¿Buena suerte o constancia y empeño?

Es frecuente escuchar la expresión “¡Qué buena suerte!” tiene un profesionista que se le concedió un puesto de mayor responsabilidad por su destacado desempeño en su empresa; o de un estudiante universitario que obtuvo magníficas calificaciones a lo largo del semestre; o de una atleta que, a fuerza de practicar y buscar mejorar su propio récord, fue seleccionada para los Juegos Panamericanos o las Olimpiadas; o de un determinado intelectual o científico a quien se le ha concedido un importante reconocimiento por sus trabajos de investigación, sus publicaciones, y en general,  por su brillante trayectoria.

En estas semanas se comienzan a conocer los nombres de los galardonados por la Real Academia de las Ciencias de Suecia. Por ejemplo, el de Química fue concedido al estadounidense John B. Goodenough, el británico Stanley Whittingham y al japonés Akira Yoshino quienes son los padres de la batería de litio que cambió el comportamiento de la humanidad. El Nobel de Física fue otorgado al norteamericano James Peebles y los suizos Michel Tylor y Didier Queloz por su contribución al entendimiento de la evolución del universo y el lugar de la tierra en el cosmos.
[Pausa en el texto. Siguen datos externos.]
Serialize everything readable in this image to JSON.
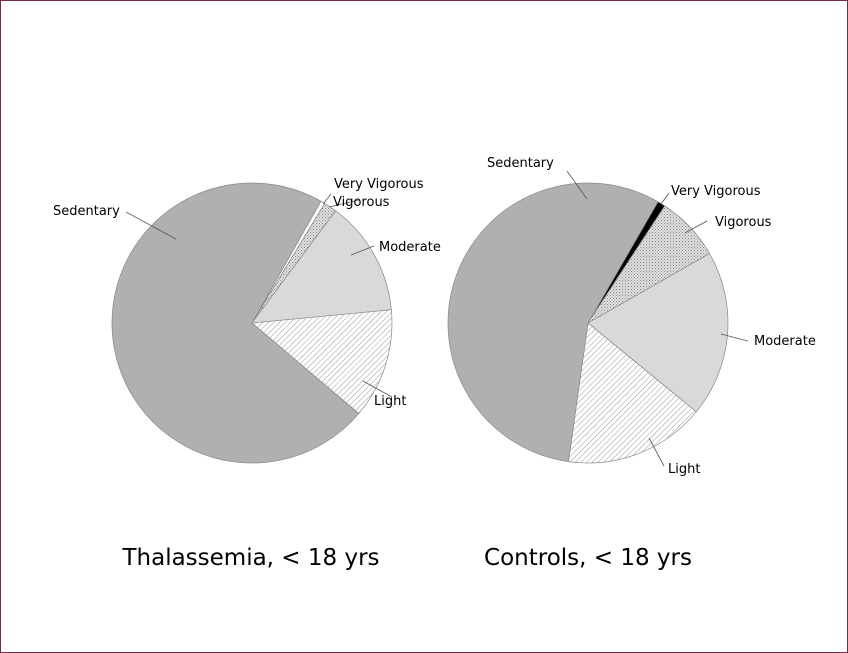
{
  "chart_data": [
    {
      "type": "pie",
      "title": "Thalassemia, < 18 yrs",
      "start": "Very Vigorous at about 30° clockwise from top",
      "slices": [
        {
          "label": "Very Vigorous",
          "value": 0.5,
          "color": "#ffffff"
        },
        {
          "label": "Vigorous",
          "value": 1.5,
          "color": "crosshatch"
        },
        {
          "label": "Moderate",
          "value": 13.3,
          "color": "#d9d9d9"
        },
        {
          "label": "Light",
          "value": 12.7,
          "color": "diagonal-hatch"
        },
        {
          "label": "Sedentary",
          "value": 72.0,
          "color": "#b0b0b0"
        }
      ]
    },
    {
      "type": "pie",
      "title": "Controls, < 18 yrs",
      "slices": [
        {
          "label": "Very Vigorous",
          "value": 0.9,
          "color": "#000000"
        },
        {
          "label": "Vigorous",
          "value": 7.5,
          "color": "crosshatch"
        },
        {
          "label": "Moderate",
          "value": 19.2,
          "color": "#d9d9d9"
        },
        {
          "label": "Light",
          "value": 16.3,
          "color": "diagonal-hatch"
        },
        {
          "label": "Sedentary",
          "value": 56.1,
          "color": "#b0b0b0"
        }
      ]
    }
  ],
  "frame_color": "#7a2a4c"
}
El Nobel de Medicina fue concedido a tres científicos Sir Peter Ratcliffe y de los estadounidenses William G. Kaelin Jr. y Gregg L. Semenza por sus descubrimientos acerca de cómo sienten las células y se adaptan al oxígeno disponible y que podrían beneficiar en la curación del cáncer, etc.
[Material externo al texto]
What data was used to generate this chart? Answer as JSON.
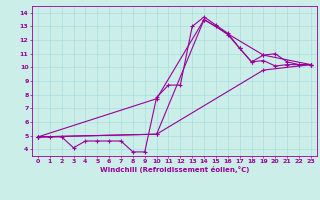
{
  "xlabel": "Windchill (Refroidissement éolien,°C)",
  "bg_color": "#cceee8",
  "line_color": "#990099",
  "grid_color": "#aadddd",
  "xlim": [
    -0.5,
    23.5
  ],
  "ylim": [
    3.5,
    14.5
  ],
  "xticks": [
    0,
    1,
    2,
    3,
    4,
    5,
    6,
    7,
    8,
    9,
    10,
    11,
    12,
    13,
    14,
    15,
    16,
    17,
    18,
    19,
    20,
    21,
    22,
    23
  ],
  "yticks": [
    4,
    5,
    6,
    7,
    8,
    9,
    10,
    11,
    12,
    13,
    14
  ],
  "series": [
    [
      [
        0,
        4.9
      ],
      [
        1,
        4.9
      ],
      [
        2,
        4.9
      ],
      [
        3,
        4.1
      ],
      [
        4,
        4.6
      ],
      [
        5,
        4.6
      ],
      [
        6,
        4.6
      ],
      [
        7,
        4.6
      ],
      [
        8,
        3.8
      ],
      [
        9,
        3.8
      ],
      [
        10,
        7.8
      ],
      [
        11,
        8.7
      ],
      [
        12,
        8.7
      ],
      [
        13,
        13.0
      ],
      [
        14,
        13.7
      ],
      [
        15,
        13.1
      ],
      [
        16,
        12.5
      ],
      [
        17,
        11.4
      ],
      [
        18,
        10.4
      ],
      [
        19,
        10.5
      ],
      [
        20,
        10.1
      ],
      [
        21,
        10.2
      ],
      [
        22,
        10.2
      ],
      [
        23,
        10.2
      ]
    ],
    [
      [
        0,
        4.9
      ],
      [
        10,
        7.7
      ],
      [
        14,
        13.5
      ],
      [
        15,
        13.0
      ],
      [
        16,
        12.4
      ],
      [
        17,
        11.4
      ],
      [
        18,
        10.4
      ],
      [
        19,
        10.9
      ],
      [
        20,
        11.0
      ],
      [
        21,
        10.4
      ],
      [
        22,
        10.2
      ],
      [
        23,
        10.2
      ]
    ],
    [
      [
        0,
        4.9
      ],
      [
        10,
        5.1
      ],
      [
        14,
        13.5
      ],
      [
        19,
        10.9
      ],
      [
        23,
        10.2
      ]
    ],
    [
      [
        0,
        4.9
      ],
      [
        10,
        5.1
      ],
      [
        19,
        9.8
      ],
      [
        23,
        10.2
      ]
    ]
  ]
}
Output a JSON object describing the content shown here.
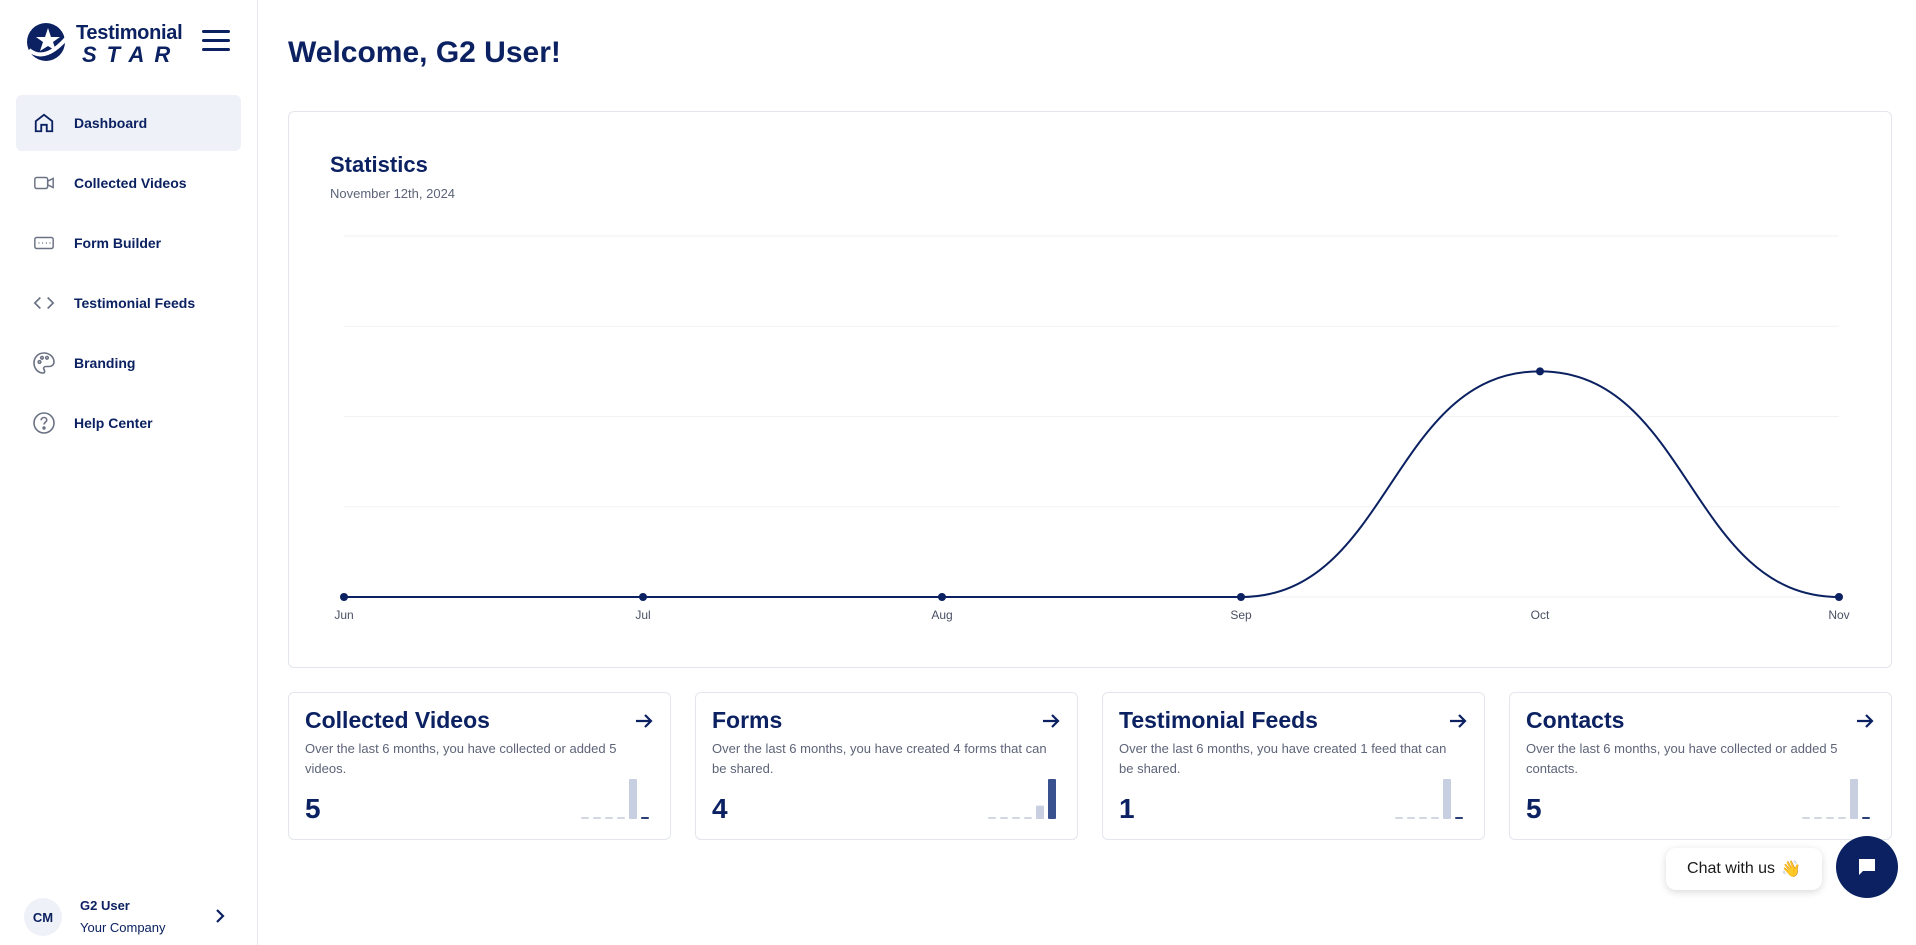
{
  "brand": {
    "name_top": "Testimonial",
    "name_bottom": "STAR",
    "color": "#0b2161"
  },
  "sidebar": {
    "items": [
      {
        "label": "Dashboard",
        "icon": "home-icon",
        "active": true
      },
      {
        "label": "Collected Videos",
        "icon": "video-icon",
        "active": false
      },
      {
        "label": "Form Builder",
        "icon": "form-icon",
        "active": false
      },
      {
        "label": "Testimonial Feeds",
        "icon": "code-icon",
        "active": false
      },
      {
        "label": "Branding",
        "icon": "palette-icon",
        "active": false
      },
      {
        "label": "Help Center",
        "icon": "help-icon",
        "active": false
      }
    ]
  },
  "user": {
    "initials": "CM",
    "name": "G2 User",
    "company": "Your Company"
  },
  "main": {
    "welcome": "Welcome, G2 User!"
  },
  "statistics": {
    "title": "Statistics",
    "date": "November 12th, 2024"
  },
  "chart_data": {
    "type": "line",
    "categories": [
      "Jun",
      "Jul",
      "Aug",
      "Sep",
      "Oct",
      "Nov"
    ],
    "values": [
      0,
      0,
      0,
      0,
      5,
      0
    ],
    "ylim": [
      0,
      8
    ],
    "grid": true,
    "smooth": true,
    "color": "#0b2161"
  },
  "cards": [
    {
      "title": "Collected Videos",
      "description": "Over the last 6 months, you have collected or added 5 videos.",
      "value": "5",
      "spark": [
        0,
        0,
        0,
        0,
        5,
        0
      ],
      "spark_color": "#c8cfe0"
    },
    {
      "title": "Forms",
      "description": "Over the last 6 months, you have created 4 forms that can be shared.",
      "value": "4",
      "spark": [
        0,
        0,
        0,
        0,
        1,
        3
      ],
      "spark_color": "#3a5190"
    },
    {
      "title": "Testimonial Feeds",
      "description": "Over the last 6 months, you have created 1 feed that can be shared.",
      "value": "1",
      "spark": [
        0,
        0,
        0,
        0,
        1,
        0
      ],
      "spark_color": "#c8cfe0"
    },
    {
      "title": "Contacts",
      "description": "Over the last 6 months, you have collected or added 5 contacts.",
      "value": "5",
      "spark": [
        0,
        0,
        0,
        0,
        5,
        0
      ],
      "spark_color": "#c8cfe0"
    }
  ],
  "chat": {
    "label": "Chat with us",
    "emoji": "👋"
  }
}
Cuando me entero de estos reconocimientos, la primera idea que me viene a la mente es, ¿cuántos años les llevó a los galardonados ser premiados por sus investigaciones, cuántos días y noches de arduos trabajos, décadas de búsquedas y de reflexión, de asistencia a congresos, de cambiar impresiones con otros colegas orientados hacia su misma especialidad, de probar una y otra vez sus tesis en el laboratorio, de publicar ensayos, etc.? Es decir, detrás de estos reconocimientos hay toda una vida consagrada en conseguir este objetivo hasta lograrlo o de tener un importante avance.
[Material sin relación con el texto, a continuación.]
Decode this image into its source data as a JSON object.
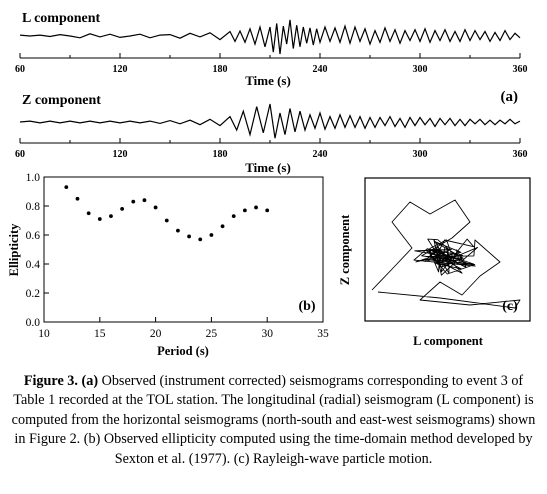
{
  "caption": {
    "figure_label": "Figure 3.",
    "part_a": "(a)",
    "text": " Observed (instrument corrected) seismograms corresponding to event 3 of Table 1 recorded at the TOL station. The longitudinal (radial) seismogram (L component) is computed from the horizontal seismograms (north-south and east-west seismograms) shown in Figure 2. (b) Observed ellipticity computed using the time-domain method developed by Sexton et al. (1977). (c) Rayleigh-wave particle motion."
  },
  "chart_data": [
    {
      "type": "line",
      "panel": "a-top",
      "title": "L component",
      "xlabel": "Time (s)",
      "xlim": [
        60,
        360
      ],
      "x_ticks": [
        "60",
        "120",
        "180",
        "240",
        "300",
        "360"
      ],
      "trace_t": [
        60,
        66,
        72,
        78,
        84,
        90,
        96,
        102,
        108,
        114,
        120,
        126,
        132,
        138,
        144,
        150,
        156,
        162,
        168,
        174,
        180,
        186,
        189,
        192,
        195,
        198,
        201,
        204,
        207,
        210,
        212,
        214,
        216,
        218,
        220,
        222,
        224,
        226,
        228,
        230,
        232,
        234,
        236,
        238,
        240,
        243,
        246,
        249,
        252,
        255,
        258,
        261,
        264,
        267,
        270,
        273,
        276,
        279,
        282,
        285,
        288,
        291,
        294,
        297,
        300,
        303,
        306,
        309,
        312,
        315,
        318,
        321,
        324,
        327,
        330,
        333,
        336,
        339,
        342,
        345,
        348,
        351,
        354,
        357,
        360
      ],
      "trace_v": [
        0.05,
        0.0,
        0.05,
        -0.03,
        0.08,
        0.0,
        -0.1,
        0.12,
        -0.05,
        0.1,
        -0.08,
        0.0,
        0.1,
        -0.1,
        0.05,
        0.08,
        -0.12,
        0.15,
        -0.05,
        0.18,
        -0.2,
        0.25,
        -0.3,
        0.28,
        -0.35,
        0.4,
        -0.45,
        0.5,
        -0.6,
        0.5,
        -0.9,
        0.7,
        -1.0,
        0.55,
        -0.45,
        0.9,
        -0.7,
        0.6,
        -0.6,
        0.5,
        -0.4,
        0.45,
        -0.5,
        0.4,
        -0.35,
        0.5,
        -0.3,
        0.45,
        -0.35,
        0.55,
        -0.4,
        0.5,
        -0.3,
        0.4,
        -0.45,
        0.3,
        -0.35,
        0.45,
        -0.3,
        0.35,
        -0.4,
        0.3,
        -0.25,
        0.35,
        -0.3,
        0.4,
        -0.35,
        0.3,
        -0.25,
        0.35,
        -0.3,
        0.25,
        -0.3,
        0.35,
        -0.25,
        0.3,
        -0.2,
        0.25,
        -0.3,
        0.2,
        -0.25,
        0.3,
        -0.2,
        0.15,
        -0.1
      ],
      "annotation": ""
    },
    {
      "type": "line",
      "panel": "a-bottom",
      "title": "Z component",
      "xlabel": "Time (s)",
      "xlim": [
        60,
        360
      ],
      "x_ticks": [
        "60",
        "120",
        "180",
        "240",
        "300",
        "360"
      ],
      "trace_t": [
        60,
        66,
        72,
        78,
        84,
        90,
        96,
        102,
        108,
        114,
        120,
        126,
        132,
        138,
        144,
        150,
        156,
        162,
        168,
        174,
        180,
        186,
        190,
        194,
        198,
        202,
        206,
        210,
        213,
        216,
        219,
        222,
        225,
        228,
        231,
        234,
        237,
        240,
        243,
        246,
        249,
        252,
        255,
        258,
        261,
        264,
        267,
        270,
        273,
        276,
        279,
        282,
        285,
        288,
        291,
        294,
        297,
        300,
        303,
        306,
        309,
        312,
        315,
        318,
        321,
        324,
        327,
        330,
        333,
        336,
        339,
        342,
        345,
        348,
        351,
        354,
        357,
        360
      ],
      "trace_v": [
        0.0,
        0.05,
        -0.05,
        0.05,
        -0.05,
        0.05,
        -0.05,
        0.05,
        -0.05,
        0.05,
        -0.05,
        0.05,
        -0.05,
        0.05,
        -0.08,
        0.08,
        -0.1,
        0.1,
        -0.15,
        0.15,
        -0.2,
        0.3,
        -0.45,
        0.6,
        -0.7,
        0.85,
        -0.6,
        1.0,
        -0.9,
        0.5,
        -0.7,
        0.75,
        -0.55,
        0.6,
        -0.45,
        0.4,
        -0.35,
        0.5,
        -0.4,
        0.3,
        -0.35,
        0.4,
        -0.3,
        0.35,
        -0.3,
        0.3,
        -0.35,
        0.25,
        -0.3,
        0.25,
        -0.2,
        0.3,
        -0.25,
        0.2,
        -0.3,
        0.25,
        -0.2,
        0.25,
        -0.15,
        0.2,
        -0.25,
        0.2,
        -0.15,
        0.2,
        -0.2,
        0.15,
        -0.2,
        0.15,
        -0.1,
        0.15,
        -0.15,
        0.1,
        -0.15,
        0.1,
        -0.1,
        0.15,
        -0.1,
        0.05
      ],
      "annotation": "(a)"
    },
    {
      "type": "scatter",
      "panel": "b",
      "xlabel": "Period (s)",
      "ylabel": "Ellipticity",
      "xlim": [
        10,
        35
      ],
      "ylim": [
        0.0,
        1.0
      ],
      "x_ticks": [
        "10",
        "15",
        "20",
        "25",
        "30",
        "35"
      ],
      "y_ticks": [
        "0.0",
        "0.2",
        "0.4",
        "0.6",
        "0.8",
        "1.0"
      ],
      "x": [
        12,
        13,
        14,
        15,
        16,
        17,
        18,
        19,
        20,
        21,
        22,
        23,
        24,
        25,
        26,
        27,
        28,
        29,
        30
      ],
      "y": [
        0.93,
        0.85,
        0.75,
        0.71,
        0.73,
        0.78,
        0.83,
        0.84,
        0.79,
        0.7,
        0.63,
        0.59,
        0.57,
        0.6,
        0.66,
        0.73,
        0.77,
        0.79,
        0.77
      ],
      "grid": false,
      "annotation": "(b)"
    },
    {
      "type": "line",
      "panel": "c",
      "xlabel": "L component",
      "ylabel": "Z component",
      "axes_ticks": false,
      "annotation": "(c)"
    }
  ]
}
De esta manera, se puede concluir que existen, entre otras muchas, un par de grandes virtudes: la constancia y la dedicación y eficacia en el trabajo (diligencia). Y para ello hay que tener ideales y metas claras en la vida. Los logros no son fruto de una mera casualidad o de la “buena suerte” sino del empeño y esfuerzo sostenidos por mucho tiempo. Cuando alguien está convencido que su objetivo realmente vale la pena y que hay que luchar hasta alcanzarlo, equivale a estar dispuesto a mantener un tono personal de exigencia sin desanimarse y ser inasequible al desaliento.